Conversely, noted Firestein, international clinical trials of the Alzheimer’s drug aducanumab (Aduhelm) produced disappointing results and were halted in 2019. Subsequent retrospective assessments by the drugmaker suggested Aduhelm benefitted some patients. The FDA, surprisingly and controversially, approved it based on urgent need despite overwhelming opposition by its own expert advisors. The Centers for Medicare and Medicaid Services later ruled that the drug was only covered for patients in approved clinical trials.
Randomized clinical trials work best at predicting treatments benefitting the average patient, but most diseases and conditions play out in unique ways in each individual affected. There is no such thing as an “average patient.”
In statistics, the symbol “n” represents the total number of individuals or observations in a sample. The “n” in the Phase III trial for Pfizer-BioNTech’s COVID-19 vaccine, for example, equaled 43,661 participants.
The concept of N=1, or testing a drug on a single individual, dates back at least to 1986 and the description of a one-patient experiment in the New England Journal of Medicine. That singular trial was successful: Researchers identified a specific asthma treatment for one patient.
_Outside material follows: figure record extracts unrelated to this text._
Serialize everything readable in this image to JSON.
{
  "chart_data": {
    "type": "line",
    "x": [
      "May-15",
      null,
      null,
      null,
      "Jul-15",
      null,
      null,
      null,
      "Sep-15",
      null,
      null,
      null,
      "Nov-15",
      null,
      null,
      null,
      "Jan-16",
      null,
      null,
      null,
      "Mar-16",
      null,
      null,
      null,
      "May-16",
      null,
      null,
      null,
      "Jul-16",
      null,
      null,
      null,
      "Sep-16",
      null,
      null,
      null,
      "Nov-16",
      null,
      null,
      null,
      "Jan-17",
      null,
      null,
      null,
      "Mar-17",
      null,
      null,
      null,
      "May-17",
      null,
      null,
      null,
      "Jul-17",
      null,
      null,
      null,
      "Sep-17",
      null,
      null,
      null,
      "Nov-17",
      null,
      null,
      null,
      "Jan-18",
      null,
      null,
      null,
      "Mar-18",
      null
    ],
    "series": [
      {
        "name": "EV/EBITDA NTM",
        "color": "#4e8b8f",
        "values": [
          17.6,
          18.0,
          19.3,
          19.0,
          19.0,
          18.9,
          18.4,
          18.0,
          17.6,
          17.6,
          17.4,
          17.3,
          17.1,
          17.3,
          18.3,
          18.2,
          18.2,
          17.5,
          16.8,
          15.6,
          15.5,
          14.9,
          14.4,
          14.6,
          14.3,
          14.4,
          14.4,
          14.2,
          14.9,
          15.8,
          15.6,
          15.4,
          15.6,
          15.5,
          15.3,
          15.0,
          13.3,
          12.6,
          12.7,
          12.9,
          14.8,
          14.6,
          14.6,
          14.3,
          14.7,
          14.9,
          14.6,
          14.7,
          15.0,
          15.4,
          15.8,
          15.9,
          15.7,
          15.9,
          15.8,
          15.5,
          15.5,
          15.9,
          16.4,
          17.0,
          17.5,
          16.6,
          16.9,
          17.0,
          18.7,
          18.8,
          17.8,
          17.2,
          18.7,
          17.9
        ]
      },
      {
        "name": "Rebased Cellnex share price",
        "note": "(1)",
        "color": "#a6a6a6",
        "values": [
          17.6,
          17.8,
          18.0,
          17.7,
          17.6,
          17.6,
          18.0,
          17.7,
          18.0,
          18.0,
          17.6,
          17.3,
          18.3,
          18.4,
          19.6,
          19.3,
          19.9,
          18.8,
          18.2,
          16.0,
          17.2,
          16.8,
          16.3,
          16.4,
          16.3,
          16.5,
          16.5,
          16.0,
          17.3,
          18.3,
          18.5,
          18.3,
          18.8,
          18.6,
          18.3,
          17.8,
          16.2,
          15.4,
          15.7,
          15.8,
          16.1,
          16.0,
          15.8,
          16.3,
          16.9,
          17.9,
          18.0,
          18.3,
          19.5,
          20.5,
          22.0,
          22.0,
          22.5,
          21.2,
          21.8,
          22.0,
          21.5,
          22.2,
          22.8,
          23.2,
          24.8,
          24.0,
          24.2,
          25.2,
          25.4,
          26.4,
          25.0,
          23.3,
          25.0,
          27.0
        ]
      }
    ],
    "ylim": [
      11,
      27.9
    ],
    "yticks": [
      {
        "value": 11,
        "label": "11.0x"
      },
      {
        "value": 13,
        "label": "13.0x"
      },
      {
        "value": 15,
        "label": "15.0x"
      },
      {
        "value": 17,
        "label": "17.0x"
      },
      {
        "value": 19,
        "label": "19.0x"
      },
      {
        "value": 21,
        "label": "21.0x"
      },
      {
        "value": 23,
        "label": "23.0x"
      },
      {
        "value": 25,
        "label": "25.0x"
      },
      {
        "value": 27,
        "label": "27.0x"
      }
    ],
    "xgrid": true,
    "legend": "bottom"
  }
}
The trial spurred greater interest, but N=1 trials remain more anomaly than trend.
“N=1 is intellectually appealing, especially for rare diseases,” said Firestein, “but they are hard to do, expensive and the results often cannot be generalized for the general good. I usually see them as hypothesis-generating so that a properly controlled study can be performed.”
Clinical trials in the future
Ask a researcher what should or could be changed to improve the efficacy of clinical trials, and their answers are likely to be N=Many. Much has already been accomplished, such as tapping into electronic health records to identify potential participants rather than leaning on doctors to find eligible patients or leveraging communications tools like social media and advertising.
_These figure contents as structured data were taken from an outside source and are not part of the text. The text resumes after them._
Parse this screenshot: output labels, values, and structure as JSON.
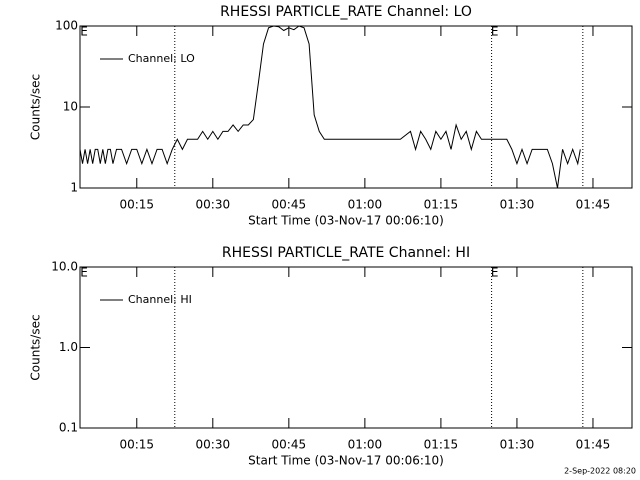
{
  "chart_data": [
    {
      "type": "line",
      "title": "RHESSI PARTICLE_RATE Channel: LO",
      "xlabel": "Start Time (03-Nov-17 00:06:10)",
      "ylabel": "Counts/sec",
      "log_y": true,
      "legend": "upper left",
      "xlim": [
        3.8,
        112.7
      ],
      "ylim": [
        1,
        100
      ],
      "xticks": [
        {
          "value": 15,
          "label": "00:15"
        },
        {
          "value": 30,
          "label": "00:30"
        },
        {
          "value": 45,
          "label": "00:45"
        },
        {
          "value": 60,
          "label": "01:00"
        },
        {
          "value": 75,
          "label": "01:15"
        },
        {
          "value": 90,
          "label": "01:30"
        },
        {
          "value": 105,
          "label": "01:45"
        }
      ],
      "yticks": [
        1,
        10,
        100
      ],
      "vlines": [
        22.5,
        85,
        103
      ],
      "annotations": [
        {
          "text": "E",
          "x": 4.6
        },
        {
          "text": "E",
          "x": 85.6
        }
      ],
      "x": [
        3.8,
        4.3,
        4.8,
        5.3,
        5.8,
        6.3,
        6.8,
        7.3,
        7.8,
        8.3,
        8.8,
        9.3,
        9.8,
        10.3,
        11,
        12,
        13,
        14,
        15,
        16,
        17,
        18,
        19,
        20,
        21,
        22,
        23,
        24,
        25,
        26,
        27,
        28,
        29,
        30,
        31,
        32,
        33,
        34,
        35,
        36,
        37,
        38,
        39,
        40,
        41,
        42,
        43,
        44,
        45,
        46,
        47,
        48,
        49,
        50,
        51,
        52,
        53,
        55,
        57,
        59,
        61,
        63,
        65,
        67,
        69,
        70,
        71,
        72,
        73,
        74,
        75,
        76,
        77,
        78,
        79,
        80,
        81,
        82,
        83,
        84,
        86,
        88,
        89,
        90,
        91,
        92,
        93,
        94,
        96,
        97,
        98,
        99,
        100,
        101,
        102,
        102.5
      ],
      "series": [
        {
          "name": "Channel: LO",
          "color": "#000000",
          "values": [
            3,
            2,
            3,
            2,
            3,
            2,
            3,
            3,
            2,
            3,
            2,
            3,
            3,
            2,
            3,
            3,
            2,
            3,
            3,
            2,
            3,
            2,
            3,
            3,
            2,
            3,
            4,
            3,
            4,
            4,
            4,
            5,
            4,
            5,
            4,
            5,
            5,
            6,
            5,
            6,
            6,
            7,
            20,
            60,
            95,
            100,
            98,
            88,
            95,
            90,
            100,
            95,
            60,
            8,
            5,
            4,
            4,
            4,
            4,
            4,
            4,
            4,
            4,
            4,
            5,
            3,
            5,
            4,
            3,
            5,
            4,
            5,
            3,
            6,
            4,
            5,
            3,
            5,
            4,
            4,
            4,
            4,
            3,
            2,
            3,
            2,
            3,
            3,
            3,
            2,
            1,
            3,
            2,
            3,
            2,
            3
          ]
        }
      ]
    },
    {
      "type": "line",
      "title": "RHESSI PARTICLE_RATE Channel: HI",
      "xlabel": "Start Time (03-Nov-17 00:06:10)",
      "ylabel": "Counts/sec",
      "log_y": true,
      "legend": "upper left",
      "xlim": [
        3.8,
        112.7
      ],
      "ylim": [
        0.1,
        10
      ],
      "xticks": [
        {
          "value": 15,
          "label": "00:15"
        },
        {
          "value": 30,
          "label": "00:30"
        },
        {
          "value": 45,
          "label": "00:45"
        },
        {
          "value": 60,
          "label": "01:00"
        },
        {
          "value": 75,
          "label": "01:15"
        },
        {
          "value": 90,
          "label": "01:30"
        },
        {
          "value": 105,
          "label": "01:45"
        }
      ],
      "yticks": [
        {
          "value": 0.1,
          "label": "0.1"
        },
        {
          "value": 1,
          "label": "1.0"
        },
        {
          "value": 10,
          "label": "10.0"
        }
      ],
      "vlines": [
        22.5,
        85,
        103
      ],
      "annotations": [
        {
          "text": "E",
          "x": 4.6
        },
        {
          "text": "E",
          "x": 85.6
        }
      ],
      "x": [],
      "series": [
        {
          "name": "Channel: HI",
          "color": "#000000",
          "values": []
        }
      ]
    }
  ],
  "footer": "2-Sep-2022 08:20"
}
Clinical trials require approval by institutional review boards (IRB) to ensure the rights and welfare of human research subjects are protected. In recent years, there has been a shift to central IRBs, as opposed to boards at each institution, especially for multi-site studies. Central IRBs have streamlined the process by creating a single, umbrella approval for many studies.
But Firestein focuses on one particular improvement: Is a proposed trial feasible? Are there patients that meet the entry criteria? If not, can it actually be done?
“We have wanted to do this for several years, but investigators push back, saying that it interferes with academic freedom. But a study that is not feasible because the patients don’t exist doesn’t help anyone.”